There are quite often posts on here where someone's gone to the trouble of finding something unusual, been copied, and found it annoying. I think you'll get away with it as a one-off but try to find your own style for you and DD in future rather than copying others.

Also make sure your DD's coat is named!

Combusting · 20/10/2023 09:43

I am always amazed by the sheer volume of things fathers/men do not appear to get their brains occupied by when a sizeable proportion of mothers apparently do. This is an extreme example here but I’m also thinking all of the drama around parties, WhatsApp groups, PTA, school gates, cliques, Christmas - that mothers and women largely hold in their brain cells year on year whilst a much larger proportion of the bepenised parents have all that space free.

AvengedQuince · 20/10/2023 09:43

I really worry about upsetting anyone and always try to keep peace and avoid conflict. If people dislike me that's okay, but if it's because I've upset someone then that upsets me?

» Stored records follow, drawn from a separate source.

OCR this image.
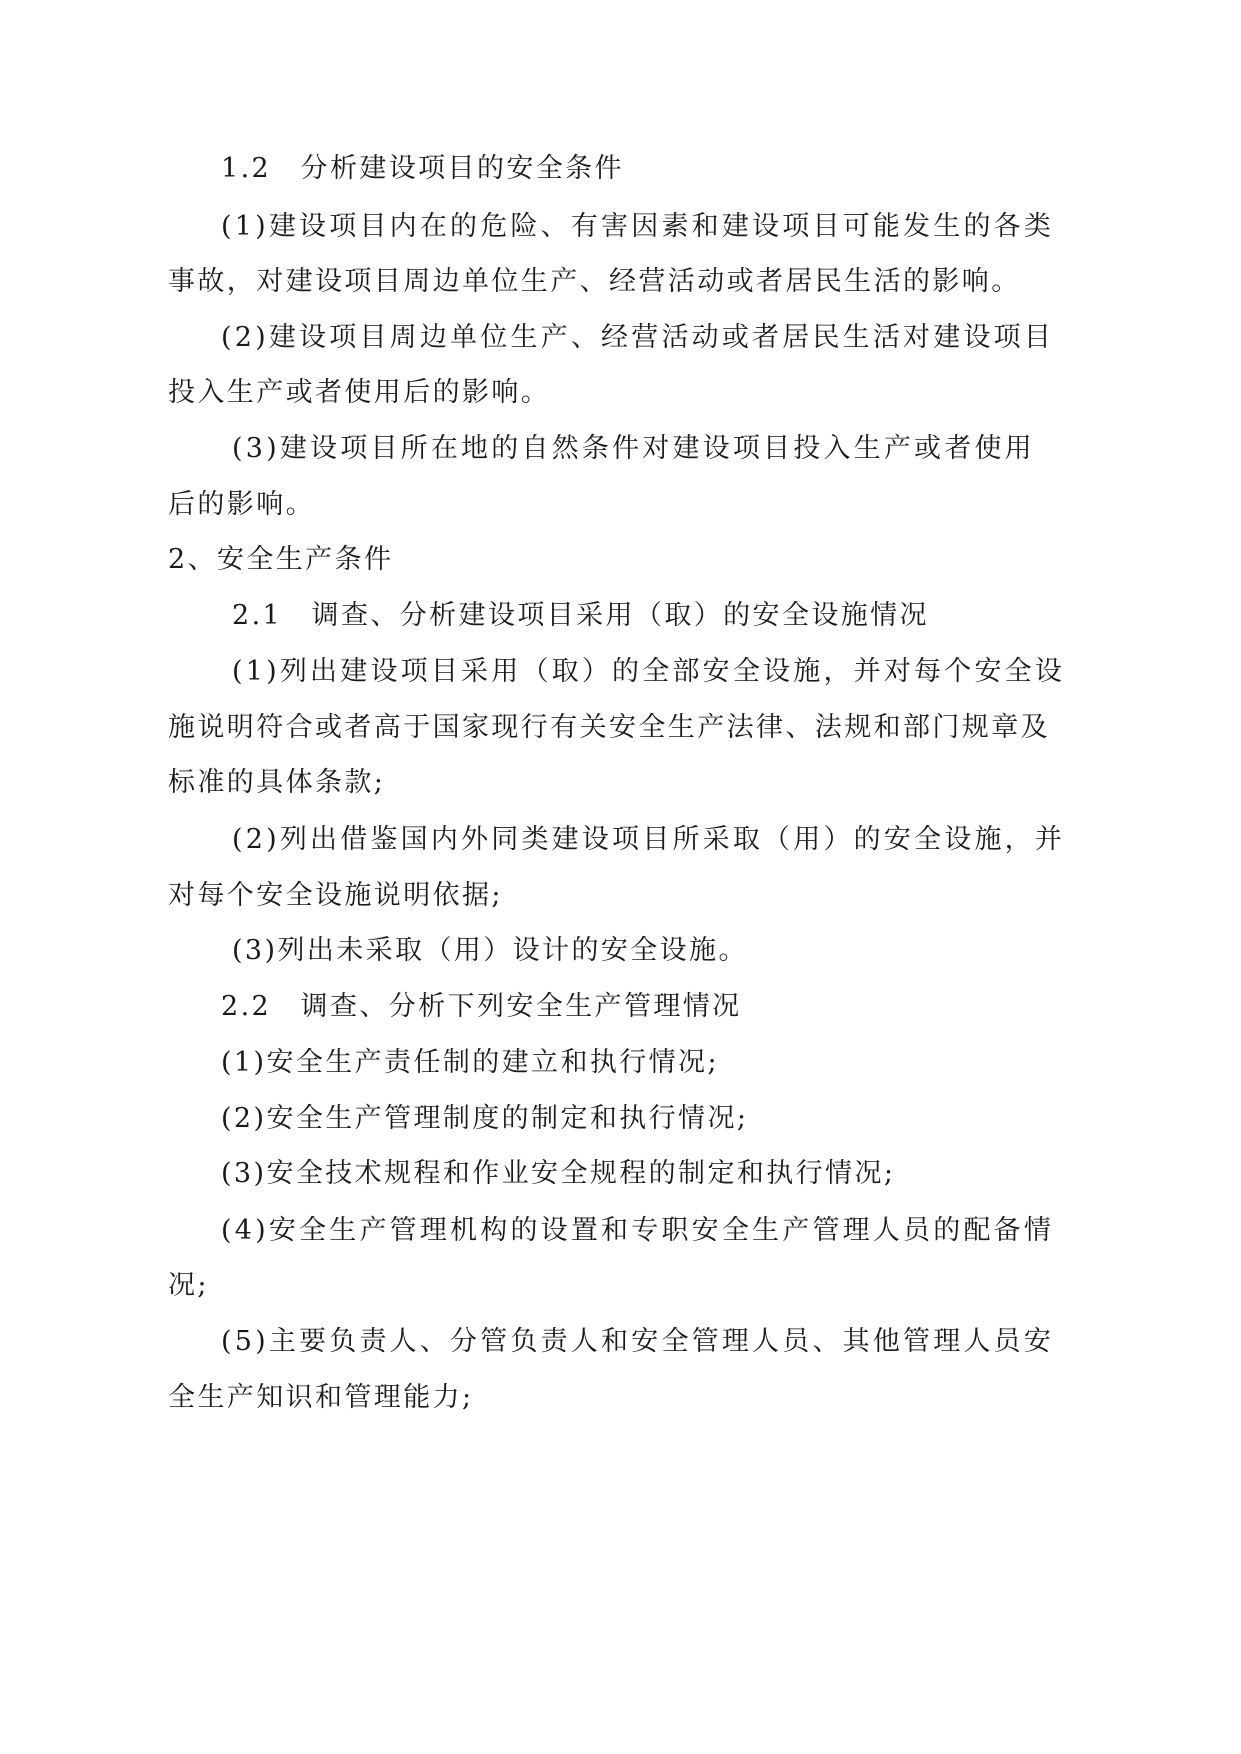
1.2　分析建设项目的安全条件
(1)建设项目内在的危险、有害因素和建设项目可能发生的各类
事故，对建设项目周边单位生产、经营活动或者居民生活的影响。
(2)建设项目周边单位生产、经营活动或者居民生活对建设项目
投入生产或者使用后的影响。
(3)建设项目所在地的自然条件对建设项目投入生产或者使用
后的影响。
2、安全生产条件
2.1　调查、分析建设项目采用（取）的安全设施情况
(1)列出建设项目采用（取）的全部安全设施，并对每个安全设
施说明符合或者高于国家现行有关安全生产法律、法规和部门规章及
标准的具体条款;
(2)列出借鉴国内外同类建设项目所采取（用）的安全设施，并
对每个安全设施说明依据;
(3)列出未采取（用）设计的安全设施。
2.2　调查、分析下列安全生产管理情况
(1)安全生产责任制的建立和执行情况;
(2)安全生产管理制度的制定和执行情况;
(3)安全技术规程和作业安全规程的制定和执行情况;
(4)安全生产管理机构的设置和专职安全生产管理人员的配备情
况;
(5)主要负责人、分管负责人和安全管理人员、其他管理人员安
全生产知识和管理能力;
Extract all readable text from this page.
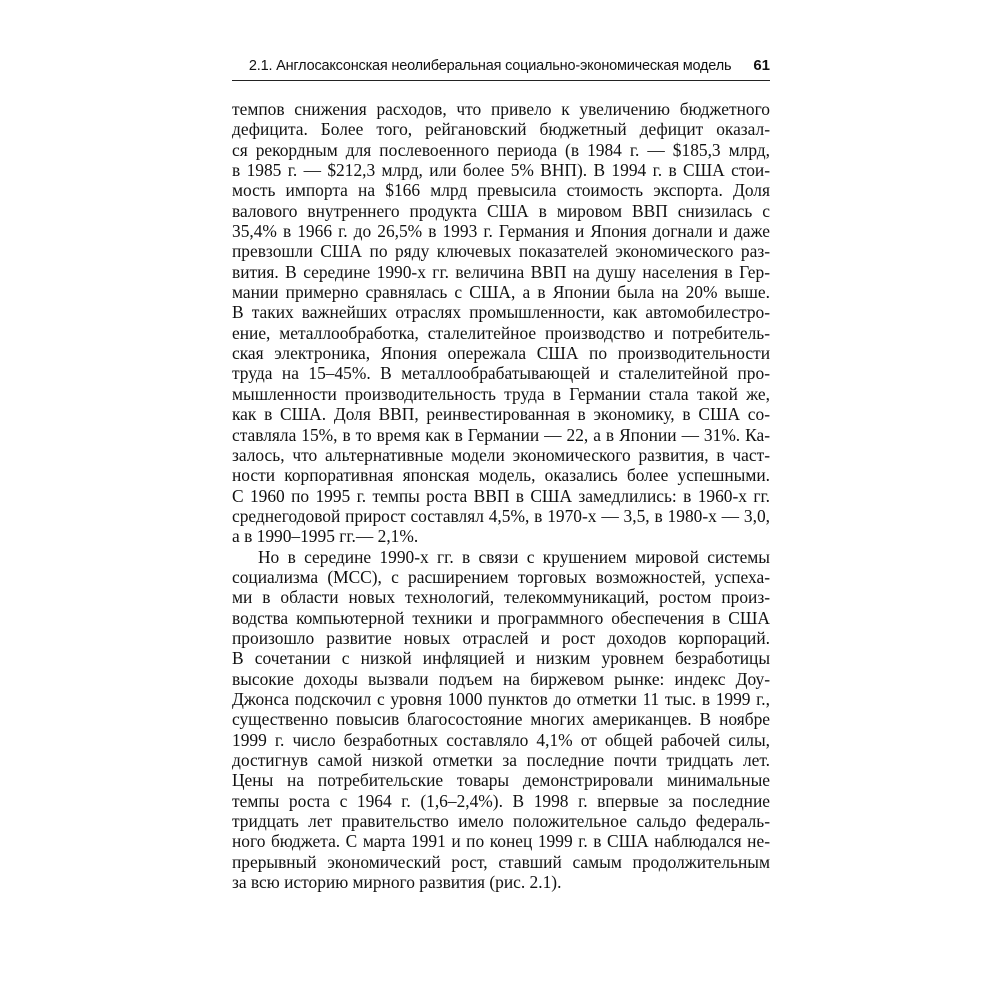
2.1. Англосаксонская неолиберальная социально-экономическая модель 61
темпов снижения расходов, что привело к увеличению бюджетного
дефицита. Более того, рейгановский бюджетный дефицит оказал-
ся рекордным для послевоенного периода (в 1984 г. — $185,3 млрд,
в 1985 г. — $212,3 млрд, или более 5% ВНП). В 1994 г. в США стои-
мость импорта на $166 млрд превысила стоимость экспорта. Доля
валового внутреннего продукта США в мировом ВВП снизилась с
35,4% в 1966 г. до 26,5% в 1993 г. Германия и Япония догнали и даже
превзошли США по ряду ключевых показателей экономического раз-
вития. В середине 1990-х гг. величина ВВП на душу населения в Гер-
мании примерно сравнялась с США, а в Японии была на 20% выше.
В таких важнейших отраслях промышленности, как автомобилестро-
ение, металлообработка, сталелитейное производство и потребитель-
ская электроника, Япония опережала США по производительности
труда на 15–45%. В металлообрабатывающей и сталелитейной про-
мышленности производительность труда в Германии стала такой же,
как в США. Доля ВВП, реинвестированная в экономику, в США со-
ставляла 15%, в то время как в Германии — 22, а в Японии — 31%. Ка-
залось, что альтернативные модели экономического развития, в част-
ности корпоративная японская модель, оказались более успешными.
С 1960 по 1995 г. темпы роста ВВП в США замедлились: в 1960-х гг.
среднегодовой прирост составлял 4,5%, в 1970-х — 3,5, в 1980-х — 3,0,
а в 1990–1995 гг.— 2,1%.
Но в середине 1990-х гг. в связи с крушением мировой системы
социализма (МСС), с расширением торговых возможностей, успеха-
ми в области новых технологий, телекоммуникаций, ростом произ-
водства компьютерной техники и программного обеспечения в США
произошло развитие новых отраслей и рост доходов корпораций.
В сочетании с низкой инфляцией и низким уровнем безработицы
высокие доходы вызвали подъем на биржевом рынке: индекс Доу-
Джонса подскочил с уровня 1000 пунктов до отметки 11 тыс. в 1999 г.,
существенно повысив благосостояние многих американцев. В ноябре
1999 г. число безработных составляло 4,1% от общей рабочей силы,
достигнув самой низкой отметки за последние почти тридцать лет.
Цены на потребительские товары демонстрировали минимальные
темпы роста с 1964 г. (1,6–2,4%). В 1998 г. впервые за последние
тридцать лет правительство имело положительное сальдо федераль-
ного бюджета. С марта 1991 и по конец 1999 г. в США наблюдался не-
прерывный экономический рост, ставший самым продолжительным
за всю историю мирного развития (рис. 2.1).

But this is upsetting your child, who is more important than a classmate's parent.

AgingDisgracefullyHere · 20/10/2023 09:44

SerpentEndBench · 20/10/2023 09:07

I don't like how AITA has been imported from elsewhere but in this instance, yes you are and weird to boot.

I like it

Sophie1029734 · 20/10/2023 09:45

SmileyClare · 20/10/2023 09:38

You seem to care more about some random school mum’s feelings than your own daughter’s. ☹️

Stop insulting your dds intelligence with silly lies to manipulate her.

Sorry if that’s blunt but your mental health issues appear to be colouring your judgement quite severely.

Are you going to approach this indifferently now? What do you think is the best way to proceed?

It's okay, thank you for pointing it out and makeing see it in a different light.
I'm just going to let her wear it now. she calls it her ballerina coat and likes to spin around in it as its like a dress, it makes her feel pretty. She's happy and mentions to me her friends got the ballerina coat too. I'll also mention it to the mum when I see her and hope nothing bad comes from it

OP posts:
AvengedQuince · 20/10/2023 09:45

Jibo · 20/10/2023 09:43

There are quite often posts on here where someone's gone to the trouble of finding something unusual, been copied, and found it annoying. I think you'll get away with it as a one-off but try to find your own style for you and DD in future rather than copying others.

Also make sure your DD's coat is named!

Style? They are 3 or 4 year old children, not adults going to a wedding!